Measure for Change of Network after adding one edge

1.3k Views Asked by At

I have an undirected network. I want to have a measure which tells me how much adding a certain edge changes the network.

Please have a look at this example:

enter image description here

Here, the black edges represent the original network. It is obvious that by adding the green edge, the network structure will not change a lot. However, if I add the red edge, the network changes significantly.

Are there known methods to study such changes?

I was thinking about a measure $m(N_{orig},N_{new})$ (where $N_{orig}$ and $N_{new}$ stands for the original and modified network, respectivly) that takes into account the distance $d$ between all vertices:

$$ m(N_{orig},N_{new})=\sum_{\forall (V_i,V_j)} \left(d_{orig}(V_i,V_j) - d_{new}(V_i,V_j) \right) $$

where $V_i$ are the vertices of the network. In the example network above, $m(N_{orig},N_{black})=2$ and $m(N_{orig},N_{red})=90$. It is similar to the difference of the average path length, as indicated by DavidV in the comments.

This would be great, but the network distance is expensive to calculate for large networks (roughly $\mathcal{O}(V^2\cdot\log(V)+V\cdot E)$ for the Johnson's algorithm or $\mathcal{O}(V^3)$ for the Floyd–Warshall algorithm). My network has V~=5.000 and E~=900.000. As I want to calculate many added edges, this measure seems to be too expensive for me.

I'm happy about every suggestion! Thanks

2

There are 2 best solutions below

2
On

Have you considered the vertex-connectivity of a graph?

It equals the minimum number of vertices to remove before you can hope disconnecting the graph in separate components. For example, for trees, the vertex-connectivity equals $1$, because removing any node will necessarily disconnect the graph.

It is polynomial time computable, which is interesting.

In your example, if you remove the middle node, you disconnect the graph, so it has vertex-connectivity $1$. Adding the green edge clearly does not affect the connectivity, but adding the red one does, as deleting the middle node no longer disconnects the graph with this extra edge. Therefore, this could be a relevant measure for your problem.
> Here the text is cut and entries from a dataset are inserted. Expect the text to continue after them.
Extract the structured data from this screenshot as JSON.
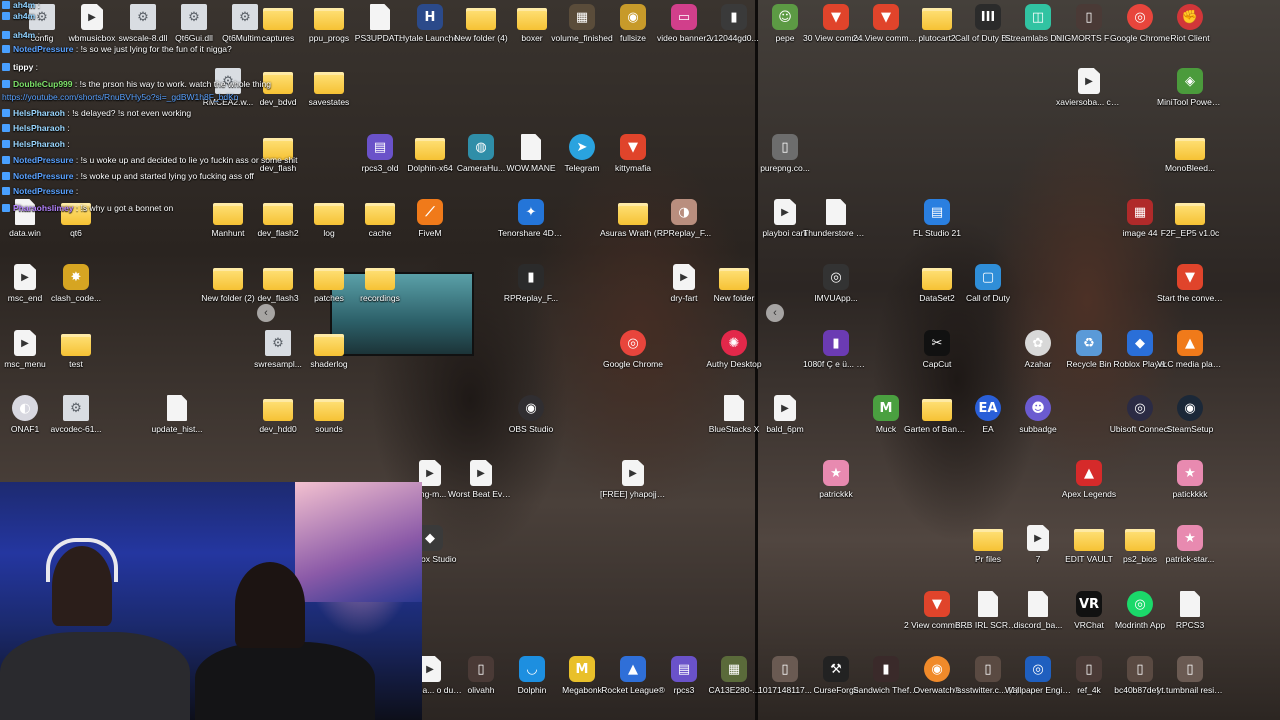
{
  "chat": {
    "lines": [
      {
        "user": "ah4m",
        "sep": " :",
        "msg": "",
        "color": "#8fd1ff"
      },
      {
        "user": "ah4m",
        "sep": " :",
        "msg": "",
        "color": "#8fd1ff"
      },
      {
        "user": "ah4m",
        "sep": " :",
        "msg": "",
        "color": "#8fd1ff"
      },
      {
        "user": "NotedPressure",
        "sep": " : ",
        "msg": "!s so we just lying for the fun of it nigga?",
        "color": "#5aa2ff"
      },
      {
        "user": "tippy",
        "sep": " : ",
        "msg": "",
        "color": "#ffffff"
      },
      {
        "user": "DoubleCup999",
        "sep": " : ",
        "msg": "!s the prson his way to work. watch the whole thing",
        "color": "#7ee36a"
      },
      {
        "user": "",
        "sep": "",
        "msg": "https://youtube.com/shorts/RnuBVHy5o?si=_gdBW1h8F_bdKn",
        "color": "#5aa2ff",
        "link": true
      },
      {
        "user": "HelsPharaoh",
        "sep": " : ",
        "msg": "!s delayed? !s not even working",
        "color": "#9ad7ff"
      },
      {
        "user": "HelsPharaoh",
        "sep": " : ",
        "msg": "",
        "color": "#9ad7ff"
      },
      {
        "user": "HelsPharaoh",
        "sep": " : ",
        "msg": "",
        "color": "#9ad7ff"
      },
      {
        "user": "NotedPressure",
        "sep": " : ",
        "msg": "!s u woke up and decided to lie yo fuckin ass or some shit",
        "color": "#5aa2ff"
      },
      {
        "user": "NotedPressure",
        "sep": " : ",
        "msg": "!s woke up and started lying yo fucking ass off",
        "color": "#5aa2ff"
      },
      {
        "user": "NotedPressure",
        "sep": " : ",
        "msg": "",
        "color": "#5aa2ff"
      },
      {
        "user": "Pharaohslimey",
        "sep": " : ",
        "msg": "!s why u got a bonnet on",
        "color": "#b583ff"
      }
    ]
  },
  "left_icons": [
    {
      "label": "config",
      "kind": "gear"
    },
    {
      "label": "wbmusicbox",
      "kind": "video"
    },
    {
      "label": "swscale-8.dll",
      "kind": "gear"
    },
    {
      "label": "Qt6Gui.dll",
      "kind": "gear"
    },
    {
      "label": "Qt6Multim...",
      "kind": "gear"
    },
    {
      "label": "captures",
      "kind": "folder"
    },
    {
      "label": "ppu_progs",
      "kind": "folder"
    },
    {
      "label": "PS3UPDAT...",
      "kind": "file"
    },
    {
      "label": "Hytale Launcher",
      "kind": "app",
      "bg": "#2b4a8a",
      "glyph": "H"
    },
    {
      "label": "New folder (4)",
      "kind": "folder"
    },
    {
      "label": "boxer",
      "kind": "folder"
    },
    {
      "label": "volume_finished",
      "kind": "app",
      "bg": "#5a4c3a",
      "glyph": "▦"
    },
    {
      "label": "fullsize",
      "kind": "app",
      "bg": "#c79a2a",
      "glyph": "◉"
    },
    {
      "label": "video banner2",
      "kind": "app",
      "bg": "#d13f8b",
      "glyph": "▭"
    },
    {
      "label": "v12044gd0...",
      "kind": "app",
      "bg": "#3a3a3a",
      "glyph": "▮"
    },
    {
      "label": "RMCEA2.w...",
      "kind": "gear"
    },
    {
      "label": "dev_bdvd",
      "kind": "folder"
    },
    {
      "label": "savestates",
      "kind": "folder"
    },
    {
      "label": "dev_flash",
      "kind": "folder"
    },
    {
      "label": "rpcs3_old",
      "kind": "app",
      "bg": "#6a52c9",
      "glyph": "▤"
    },
    {
      "label": "Dolphin-x64",
      "kind": "folder"
    },
    {
      "label": "CameraHu...",
      "kind": "app",
      "bg": "#2f8ea8",
      "glyph": "◍"
    },
    {
      "label": "WOW.MANE",
      "kind": "file"
    },
    {
      "label": "Telegram",
      "kind": "app",
      "bg": "#2aa3df",
      "glyph": "➤",
      "round": true
    },
    {
      "label": "kittymafia",
      "kind": "app",
      "bg": "#e0442b",
      "glyph": "▼"
    },
    {
      "label": "data.win",
      "kind": "file"
    },
    {
      "label": "qt6",
      "kind": "folder"
    },
    {
      "label": "Manhunt",
      "kind": "folder"
    },
    {
      "label": "dev_flash2",
      "kind": "folder"
    },
    {
      "label": "log",
      "kind": "folder"
    },
    {
      "label": "cache",
      "kind": "folder"
    },
    {
      "label": "FiveM",
      "kind": "app",
      "bg": "#f07a1a",
      "glyph": "⟋"
    },
    {
      "label": "Tenorshare 4DDiG",
      "kind": "app",
      "bg": "#2475d8",
      "glyph": "✦"
    },
    {
      "label": "Asuras Wrath (USA) (En,Ja...",
      "kind": "folder"
    },
    {
      "label": "RPReplay_F...",
      "kind": "app",
      "bg": "#b98e7e",
      "glyph": "◑"
    },
    {
      "label": "msc_end",
      "kind": "video"
    },
    {
      "label": "clash_code...",
      "kind": "app",
      "bg": "#d6a522",
      "glyph": "✸"
    },
    {
      "label": "New folder (2)",
      "kind": "folder"
    },
    {
      "label": "dev_flash3",
      "kind": "folder"
    },
    {
      "label": "patches",
      "kind": "folder"
    },
    {
      "label": "recordings",
      "kind": "folder"
    },
    {
      "label": "RPReplay_F...",
      "kind": "app",
      "bg": "#2b2b2b",
      "glyph": "▮"
    },
    {
      "label": "dry-fart",
      "kind": "video"
    },
    {
      "label": "New folder",
      "kind": "folder"
    },
    {
      "label": "msc_menu",
      "kind": "video"
    },
    {
      "label": "test",
      "kind": "folder"
    },
    {
      "label": "swresampl...",
      "kind": "gear"
    },
    {
      "label": "shaderlog",
      "kind": "folder"
    },
    {
      "label": "Google Chrome",
      "kind": "app",
      "bg": "#e8453c",
      "glyph": "◎",
      "round": true
    },
    {
      "label": "Authy Desktop",
      "kind": "app",
      "bg": "#e3284a",
      "glyph": "✺",
      "round": true
    },
    {
      "label": "ONAF1",
      "kind": "app",
      "bg": "#d8d8e0",
      "glyph": "◐",
      "round": true
    },
    {
      "label": "avcodec-61...",
      "kind": "gear"
    },
    {
      "label": "update_hist...",
      "kind": "file"
    },
    {
      "label": "dev_hdd0",
      "kind": "folder"
    },
    {
      "label": "sounds",
      "kind": "folder"
    },
    {
      "label": "OBS Studio",
      "kind": "app",
      "bg": "#302e31",
      "glyph": "◉",
      "round": true
    },
    {
      "label": "BlueStacks X",
      "kind": "file"
    },
    {
      "label": "king-m...",
      "kind": "video"
    },
    {
      "label": "Worst Beat Ever Creat...",
      "kind": "video"
    },
    {
      "label": "[FREE] yhapojj x ...",
      "kind": "video"
    },
    {
      "label": "Roblox Studio",
      "kind": "app",
      "bg": "#3a3a3a",
      "glyph": "◆"
    },
    {
      "label": "xersoba... o dubs ...",
      "kind": "video"
    },
    {
      "label": "olivahh",
      "kind": "app",
      "bg": "#4a3a36",
      "glyph": "▯"
    },
    {
      "label": "Dolphin",
      "kind": "app",
      "bg": "#1d8fe0",
      "glyph": "◡"
    },
    {
      "label": "Megabonk",
      "kind": "app",
      "bg": "#e9c02a",
      "glyph": "M"
    },
    {
      "label": "Rocket League®",
      "kind": "app",
      "bg": "#2f6fd8",
      "glyph": "▲"
    },
    {
      "label": "rpcs3",
      "kind": "app",
      "bg": "#6a52c9",
      "glyph": "▤"
    },
    {
      "label": "CA13E280-...",
      "kind": "app",
      "bg": "#5a6a3a",
      "glyph": "▦"
    }
  ],
  "right_icons": [
    {
      "label": "pepe",
      "kind": "app",
      "bg": "#5c9a44",
      "glyph": "☺"
    },
    {
      "label": "30 View comments",
      "kind": "app",
      "bg": "#e0442b",
      "glyph": "▼"
    },
    {
      "label": "24 View comments",
      "kind": "app",
      "bg": "#e0442b",
      "glyph": "▼"
    },
    {
      "label": "plutocart2",
      "kind": "folder"
    },
    {
      "label": "Call of Duty Black Ops III",
      "kind": "app",
      "bg": "#2b2b2b",
      "glyph": "III"
    },
    {
      "label": "Streamlabs Desktop",
      "kind": "app",
      "bg": "#31c3a2",
      "glyph": "◫"
    },
    {
      "label": "NIGMORTS FREESTYLE...",
      "kind": "app",
      "bg": "#4a3a36",
      "glyph": "▯"
    },
    {
      "label": "Google Chrome",
      "kind": "app",
      "bg": "#e8453c",
      "glyph": "◎",
      "round": true
    },
    {
      "label": "Riot Client",
      "kind": "app",
      "bg": "#d13639",
      "glyph": "✊",
      "round": true
    },
    {
      "label": "xaviersoba... crisp dubs ...",
      "kind": "video"
    },
    {
      "label": "MiniTool Power Data ...",
      "kind": "app",
      "bg": "#4b9b3c",
      "glyph": "◈"
    },
    {
      "label": "purepng.co...",
      "kind": "app",
      "bg": "#6d6d6d",
      "glyph": "▯"
    },
    {
      "label": "MonoBleed...",
      "kind": "folder"
    },
    {
      "label": "playboi carti",
      "kind": "video"
    },
    {
      "label": "Thunderstore Mod Mana...",
      "kind": "file"
    },
    {
      "label": "FL Studio 21",
      "kind": "app",
      "bg": "#2a7fe0",
      "glyph": "▤"
    },
    {
      "label": "image 44",
      "kind": "app",
      "bg": "#b02a2a",
      "glyph": "▦"
    },
    {
      "label": "F2F_EP5 v1.0c",
      "kind": "folder"
    },
    {
      "label": "IMVUApp...",
      "kind": "app",
      "bg": "#333333",
      "glyph": "◎"
    },
    {
      "label": "DataSet2",
      "kind": "folder"
    },
    {
      "label": "Call of Duty",
      "kind": "app",
      "bg": "#2f8ed8",
      "glyph": "▢"
    },
    {
      "label": "Start the conversation",
      "kind": "app",
      "bg": "#e0442b",
      "glyph": "▼"
    },
    {
      "label": "1080f Ç e ü... Facebook P...",
      "kind": "app",
      "bg": "#6b3bb3",
      "glyph": "▮"
    },
    {
      "label": "CapCut",
      "kind": "app",
      "bg": "#111111",
      "glyph": "✂"
    },
    {
      "label": "Azahar",
      "kind": "app",
      "bg": "#d8d8d8",
      "glyph": "✿",
      "round": true
    },
    {
      "label": "Recycle Bin",
      "kind": "app",
      "bg": "#5a9ad8",
      "glyph": "♻"
    },
    {
      "label": "Roblox Player",
      "kind": "app",
      "bg": "#2a6fd8",
      "glyph": "◆"
    },
    {
      "label": "VLC media player",
      "kind": "app",
      "bg": "#f07a1a",
      "glyph": "▲"
    },
    {
      "label": "bald_6pm",
      "kind": "video"
    },
    {
      "label": "Muck",
      "kind": "app",
      "bg": "#4aa040",
      "glyph": "M"
    },
    {
      "label": "Garten of Banban",
      "kind": "folder"
    },
    {
      "label": "EA",
      "kind": "app",
      "bg": "#2a5fd8",
      "glyph": "EA",
      "round": true
    },
    {
      "label": "subbadge",
      "kind": "app",
      "bg": "#6b5bd0",
      "glyph": "☻",
      "round": true
    },
    {
      "label": "Ubisoft Connect",
      "kind": "app",
      "bg": "#2b2b44",
      "glyph": "◎",
      "round": true
    },
    {
      "label": "SteamSetup",
      "kind": "app",
      "bg": "#1b2838",
      "glyph": "◉",
      "round": true
    },
    {
      "label": "patrickkk",
      "kind": "app",
      "bg": "#e88ab0",
      "glyph": "★"
    },
    {
      "label": "Apex Legends",
      "kind": "app",
      "bg": "#d62a2a",
      "glyph": "▲"
    },
    {
      "label": "patickkkk",
      "kind": "app",
      "bg": "#e88ab0",
      "glyph": "★"
    },
    {
      "label": "Pr files",
      "kind": "folder"
    },
    {
      "label": "7",
      "kind": "video"
    },
    {
      "label": "EDIT VAULT",
      "kind": "folder"
    },
    {
      "label": "ps2_bios",
      "kind": "folder"
    },
    {
      "label": "patrick-star...",
      "kind": "app",
      "bg": "#e88ab0",
      "glyph": "★"
    },
    {
      "label": "2 View comments",
      "kind": "app",
      "bg": "#e0442b",
      "glyph": "▼"
    },
    {
      "label": "BRB IRL SCREE...",
      "kind": "file"
    },
    {
      "label": "discord_ba...",
      "kind": "file"
    },
    {
      "label": "VRChat",
      "kind": "app",
      "bg": "#111111",
      "glyph": "VR"
    },
    {
      "label": "Modrinth App",
      "kind": "app",
      "bg": "#1bd96a",
      "glyph": "◎",
      "round": true
    },
    {
      "label": "RPCS3",
      "kind": "file"
    },
    {
      "label": "1017148117...",
      "kind": "app",
      "bg": "#6a5a52",
      "glyph": "▯"
    },
    {
      "label": "CurseForge",
      "kind": "app",
      "bg": "#222222",
      "glyph": "⚒"
    },
    {
      "label": "Sandwich Theft Lead...",
      "kind": "app",
      "bg": "#3a2a2a",
      "glyph": "▮"
    },
    {
      "label": "Overwatch®",
      "kind": "app",
      "bg": "#f08a2a",
      "glyph": "◉",
      "round": true
    },
    {
      "label": "ssstwitter.c... (1)",
      "kind": "app",
      "bg": "#5a4a42",
      "glyph": "▯"
    },
    {
      "label": "Wallpaper Engine",
      "kind": "app",
      "bg": "#1f5fbf",
      "glyph": "◎"
    },
    {
      "label": "ref_4k",
      "kind": "app",
      "bg": "#4a3a36",
      "glyph": "▯"
    },
    {
      "label": "bc40b87def...",
      "kind": "app",
      "bg": "#5a4a42",
      "glyph": "▯"
    },
    {
      "label": "yt tumbnail resize",
      "kind": "app",
      "bg": "#6a5a52",
      "glyph": "▯"
    }
  ],
  "nav": {
    "prev": "‹",
    "next": "‹"
  }
}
Edge-connectivity is defined in the same fashion and could also be used.

15
On

A simple way to measure how different the network is after adding an edge is to find the length of the original shortest path took to get from the one of the vertices to which the edge is attached to the other vertex.

In your example, the shortest path between the two vertices connected by the green edge before you added the green edge was two edges long. Before adding the red edge, the shortest path between the two nodes was seven edges long. After adding the edge, the shortest path for any two vertices becomes one.

The basic idea here is that the larger the path between two vertices, the more the graph will change when an edge is added.

All you really need is a pathfinding algorithm, so this measurement shouldn't be too slow.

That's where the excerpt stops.